Mais, la mollesse et la désunion des puissances du continent ont surtout paralysé toutes les mesures de résistance et de conservation; elles ont servi plus efficacement aux succès de l'ennemi commun, que les forces puisées dans ses propres états.

Si nous voyons la maison d'Autriche seule dans les champs de Marengo; si nous la retrouvons encore abandonnée à ses seules forces, avant la paix éphémère de Lunéville; si nous arrêtons nos regards sur le cabinet prussien, inactif et irrésolu, tandis qu'en 1805 et 1806 le chef des François conduisoit son armée dans le cœur de la monarchie autrichienne; si la Russie a cru pouvoir, à la même époque, rester indifférente sur le sort de l'Allemagne, en imitant l'insouciance de l'Autriche, qui avoit livré sans défense à leur destinée les Suisses, les Grisons, la Valteline, le Piémont, la Ligurie, l'état de Parme, la Toscane, l'état de l'Eglise, le royaume de Naples; si, l'année d'après, en 1807, l'Autriche, croyant user de représailles, a vu d'un œil calme et insensible la ruine de la Prusse; enfin, si la Prusse et la Russie ont à leur tour laissé porter, en 1809, de nouvelles

atteintes, presque mortelles, à l'auguste chef de l'empire germanique, réduit à défendre ses possessions héréditaires ; les hommes sages ont dû déplorer l'aveuglement profond et l'entraînement irrésistible des cabinets, et prévoir, en gémissant, le nouveau déluge de calamités qui n'a pas tardé à fondre sur le continent.

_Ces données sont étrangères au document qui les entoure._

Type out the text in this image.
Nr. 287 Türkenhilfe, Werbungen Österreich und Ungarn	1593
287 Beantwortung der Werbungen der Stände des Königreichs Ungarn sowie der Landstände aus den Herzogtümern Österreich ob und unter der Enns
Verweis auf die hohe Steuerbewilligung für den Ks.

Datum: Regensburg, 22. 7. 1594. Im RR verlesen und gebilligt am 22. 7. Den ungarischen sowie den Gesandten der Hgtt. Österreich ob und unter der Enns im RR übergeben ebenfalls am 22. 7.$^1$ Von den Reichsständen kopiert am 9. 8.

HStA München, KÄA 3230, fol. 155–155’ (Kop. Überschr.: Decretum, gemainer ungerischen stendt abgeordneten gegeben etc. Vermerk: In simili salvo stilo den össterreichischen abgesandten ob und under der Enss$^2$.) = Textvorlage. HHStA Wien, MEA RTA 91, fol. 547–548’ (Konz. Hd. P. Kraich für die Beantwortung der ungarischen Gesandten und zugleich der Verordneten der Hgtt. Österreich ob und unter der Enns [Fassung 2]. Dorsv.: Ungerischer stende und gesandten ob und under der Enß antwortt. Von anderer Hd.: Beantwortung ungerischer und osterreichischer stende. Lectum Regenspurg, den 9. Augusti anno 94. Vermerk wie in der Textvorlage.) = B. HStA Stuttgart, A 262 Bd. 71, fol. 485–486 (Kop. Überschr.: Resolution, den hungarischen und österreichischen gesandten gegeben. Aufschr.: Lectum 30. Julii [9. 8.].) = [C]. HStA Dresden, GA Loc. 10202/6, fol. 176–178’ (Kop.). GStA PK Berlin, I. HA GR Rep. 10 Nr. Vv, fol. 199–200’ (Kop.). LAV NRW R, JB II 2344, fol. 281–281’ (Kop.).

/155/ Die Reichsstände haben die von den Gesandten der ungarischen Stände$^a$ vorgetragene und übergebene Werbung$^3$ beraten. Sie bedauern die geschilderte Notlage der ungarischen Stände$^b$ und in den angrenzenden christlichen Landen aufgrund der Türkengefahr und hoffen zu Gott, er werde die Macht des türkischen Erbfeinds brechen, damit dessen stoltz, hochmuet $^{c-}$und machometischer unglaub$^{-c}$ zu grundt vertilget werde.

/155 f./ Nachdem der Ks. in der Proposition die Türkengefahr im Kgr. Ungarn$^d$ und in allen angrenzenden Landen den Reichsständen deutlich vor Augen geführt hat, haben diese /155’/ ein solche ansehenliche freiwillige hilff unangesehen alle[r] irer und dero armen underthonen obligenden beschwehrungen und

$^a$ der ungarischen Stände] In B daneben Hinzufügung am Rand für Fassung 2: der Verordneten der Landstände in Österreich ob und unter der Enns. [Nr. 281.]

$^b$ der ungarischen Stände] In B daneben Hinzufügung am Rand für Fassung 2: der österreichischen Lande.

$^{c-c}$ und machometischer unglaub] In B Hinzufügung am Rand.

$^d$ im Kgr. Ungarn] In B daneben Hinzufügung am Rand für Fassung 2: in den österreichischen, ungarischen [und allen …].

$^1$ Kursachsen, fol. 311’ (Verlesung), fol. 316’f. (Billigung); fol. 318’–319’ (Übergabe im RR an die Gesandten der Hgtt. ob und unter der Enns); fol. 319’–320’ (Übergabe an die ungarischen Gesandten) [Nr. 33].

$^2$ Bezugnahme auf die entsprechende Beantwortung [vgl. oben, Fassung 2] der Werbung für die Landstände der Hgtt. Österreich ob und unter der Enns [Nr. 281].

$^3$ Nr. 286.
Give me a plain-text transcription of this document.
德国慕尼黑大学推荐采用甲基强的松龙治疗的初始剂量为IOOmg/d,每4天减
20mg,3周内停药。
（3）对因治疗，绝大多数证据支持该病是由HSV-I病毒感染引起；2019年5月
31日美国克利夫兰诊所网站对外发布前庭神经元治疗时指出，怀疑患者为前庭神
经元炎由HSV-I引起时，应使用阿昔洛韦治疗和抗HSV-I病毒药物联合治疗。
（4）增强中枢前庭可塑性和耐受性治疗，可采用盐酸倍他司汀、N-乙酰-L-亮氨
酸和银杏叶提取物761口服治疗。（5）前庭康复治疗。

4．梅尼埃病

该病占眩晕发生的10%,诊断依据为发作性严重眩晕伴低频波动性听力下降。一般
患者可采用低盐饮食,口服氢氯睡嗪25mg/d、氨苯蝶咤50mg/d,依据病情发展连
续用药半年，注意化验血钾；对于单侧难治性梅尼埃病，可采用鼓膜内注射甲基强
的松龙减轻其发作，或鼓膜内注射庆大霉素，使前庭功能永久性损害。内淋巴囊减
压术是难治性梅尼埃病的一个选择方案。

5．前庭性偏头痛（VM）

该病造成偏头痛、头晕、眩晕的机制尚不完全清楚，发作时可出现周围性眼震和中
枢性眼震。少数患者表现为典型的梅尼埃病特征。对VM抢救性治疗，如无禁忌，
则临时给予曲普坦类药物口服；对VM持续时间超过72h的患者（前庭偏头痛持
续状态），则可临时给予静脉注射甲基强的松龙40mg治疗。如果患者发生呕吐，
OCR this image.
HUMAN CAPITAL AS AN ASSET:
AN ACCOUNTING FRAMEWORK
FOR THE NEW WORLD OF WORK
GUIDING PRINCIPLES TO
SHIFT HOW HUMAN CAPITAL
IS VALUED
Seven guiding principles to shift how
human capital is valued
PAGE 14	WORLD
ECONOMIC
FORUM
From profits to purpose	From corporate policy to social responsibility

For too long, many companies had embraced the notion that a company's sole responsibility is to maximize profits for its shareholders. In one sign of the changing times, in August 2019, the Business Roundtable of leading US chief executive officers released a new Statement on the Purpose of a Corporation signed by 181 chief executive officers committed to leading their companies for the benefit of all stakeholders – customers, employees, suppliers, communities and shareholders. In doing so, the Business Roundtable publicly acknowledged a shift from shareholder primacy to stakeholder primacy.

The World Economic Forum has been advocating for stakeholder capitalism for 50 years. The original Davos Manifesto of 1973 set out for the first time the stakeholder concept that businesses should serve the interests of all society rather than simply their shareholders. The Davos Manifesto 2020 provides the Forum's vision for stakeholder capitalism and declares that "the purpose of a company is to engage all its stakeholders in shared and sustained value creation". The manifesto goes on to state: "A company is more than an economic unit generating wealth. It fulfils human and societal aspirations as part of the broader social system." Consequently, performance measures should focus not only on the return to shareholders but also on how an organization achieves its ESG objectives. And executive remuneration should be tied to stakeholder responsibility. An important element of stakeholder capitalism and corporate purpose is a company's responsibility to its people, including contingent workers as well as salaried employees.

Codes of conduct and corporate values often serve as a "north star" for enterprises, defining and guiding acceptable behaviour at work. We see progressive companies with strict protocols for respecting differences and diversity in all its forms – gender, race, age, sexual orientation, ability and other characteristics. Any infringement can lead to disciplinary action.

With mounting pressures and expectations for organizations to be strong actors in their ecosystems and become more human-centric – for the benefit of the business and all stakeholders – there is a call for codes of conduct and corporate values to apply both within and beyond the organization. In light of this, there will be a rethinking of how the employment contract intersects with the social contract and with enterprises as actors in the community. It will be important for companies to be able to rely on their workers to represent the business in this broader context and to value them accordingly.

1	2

Le silence absolu des cabinets, lors de l'invasion armée de l'Espagne et de la détention arbitraire de son infortuné monarque, par un acte de perfidie sans exemple depuis la renaissance de la civilisation et du droit des gens en Europe; l'indifférence profonde, avec laquelle les rois ont vu dépouiller et chasser de leurs états les souverains de Naples, du Portugal, de la Hesse, et le chef de l'Eglise, etc.; la suppression improvisée du royaume de Hollande, d'où Napoléon a expulsé son propre frère, qui a dù se réfugier sur les terres de la maison d'Autriche, tandis qu'un autre de ses frères étoit forcé à chercher un asile au sein même de l'Angleterre ; l'occupation du Vallais, des villes anséatiques, etc., faite d'un trait de plume, à la face de l'Europe, sans qu'il s'élevât aucune réclamation en faveur du foible opprimé; cette condescendance inexplicable t inouïe, qui toléroit tant de brigandages po

litiques, qui paroissoit légitimer tous les envahissemens, toutes les spoliations; qui laissoit rompre tous les liens entre les gouvernemens et les peuples; qui laissoit dépouiller les premiers du droit de souveraineté, et vendre les autres à l'encan comme de vils troupeaux, sembloient autant de symptômes d'une prochaine dissolution de l'Europe, autant de signes affligeans d'un

Esprit de vertige et d'erreur,

De la chute des rois funeste avant-coureur.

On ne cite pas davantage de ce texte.